Apart from the lawsuit, there's movement within the German government to ban Scientology altogether. But experts have said Scientology may not pose enough of a threat for a total ban.

'Operation Planetary Calm'

Evidence against the Church of Scientology in this case included brochures called "The Way to Happiness," part of a worldwide project called "Operation Planetary Calm," which aims to spread Scientology's principles around the world. A brochure was even sent to German Interior Minister Wolfgang Schäuble, whose office watches Scientology and any group it deems a threat to the Germany's constitution, including neo-Nazi parties and anti-democratic Muslim organizations.

Other items of evidence included texts by Scientology founder L. Ron Hubbard, the science-fiction author who died in 1986. Some of his writings, the government argued, inveigh against democracy. Other passages detail how and when ex-members and critics of Scientology should be harassed.
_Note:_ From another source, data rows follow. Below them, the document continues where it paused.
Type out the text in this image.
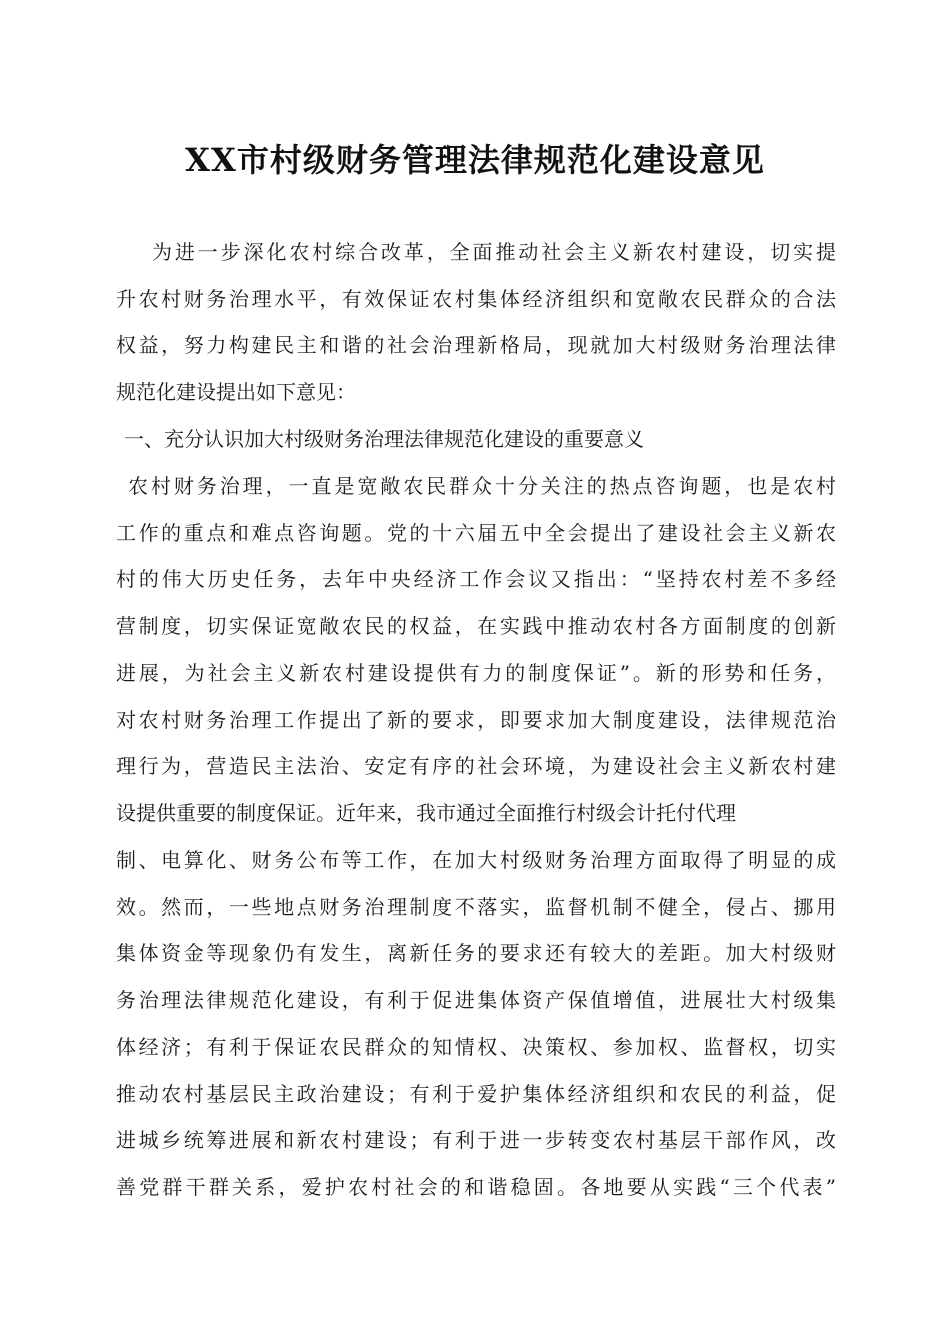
XX市村级财务管理法律规范化建设意见
为进一步深化农村综合改革，全面推动社会主义新农村建设，切实提
升农村财务治理水平，有效保证农村集体经济组织和宽敞农民群众的合法
权益，努力构建民主和谐的社会治理新格局，现就加大村级财务治理法律
规范化建设提出如下意见：
一、充分认识加大村级财务治理法律规范化建设的重要意义
农村财务治理，一直是宽敞农民群众十分关注的热点咨询题，也是农村
工作的重点和难点咨询题。党的十六届五中全会提出了建设社会主义新农
村的伟大历史任务，去年中央经济工作会议又指出：“坚持农村差不多经
营制度，切实保证宽敞农民的权益，在实践中推动农村各方面制度的创新
进展，为社会主义新农村建设提供有力的制度保证”。新的形势和任务，
对农村财务治理工作提出了新的要求，即要求加大制度建设，法律规范治
理行为，营造民主法治、安定有序的社会环境，为建设社会主义新农村建
设提供重要的制度保证。近年来，我市通过全面推行村级会计托付代理
制、电算化、财务公布等工作，在加大村级财务治理方面取得了明显的成
效。然而，一些地点财务治理制度不落实，监督机制不健全，侵占、挪用
集体资金等现象仍有发生，离新任务的要求还有较大的差距。加大村级财
务治理法律规范化建设，有利于促进集体资产保值增值，进展壮大村级集
体经济；有利于保证农民群众的知情权、决策权、参加权、监督权，切实
推动农村基层民主政治建设；有利于爱护集体经济组织和农民的利益，促
进城乡统筹进展和新农村建设；有利于进一步转变农村基层干部作风，改
善党群干群关系，爱护农村社会的和谐稳固。各地要从实践“三个代表”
Scientologists assembled their own collection of writings to argue that Hubbard was a peaceful man and that the government had quoted him out of context.

The Higher Administrative Court on Tuesday said, however: "There are concrete indications that Scientology's activities are to implement Scientology's program in Germany and to expand more and more Scientology's principles in government, economy and society."

Sabine Weber, a Scientology spokeswoman in Germany, told the Associated Press that her group would appeal the decision to a federal court.

"Despite over 10 years of intrusive investigation and harassment of Scientologists, not one shred of evidence has been uncovered to justify this politically motivated investigation," said the public affairs director for the Church of Scientology, Karin Pouw, also according to AP.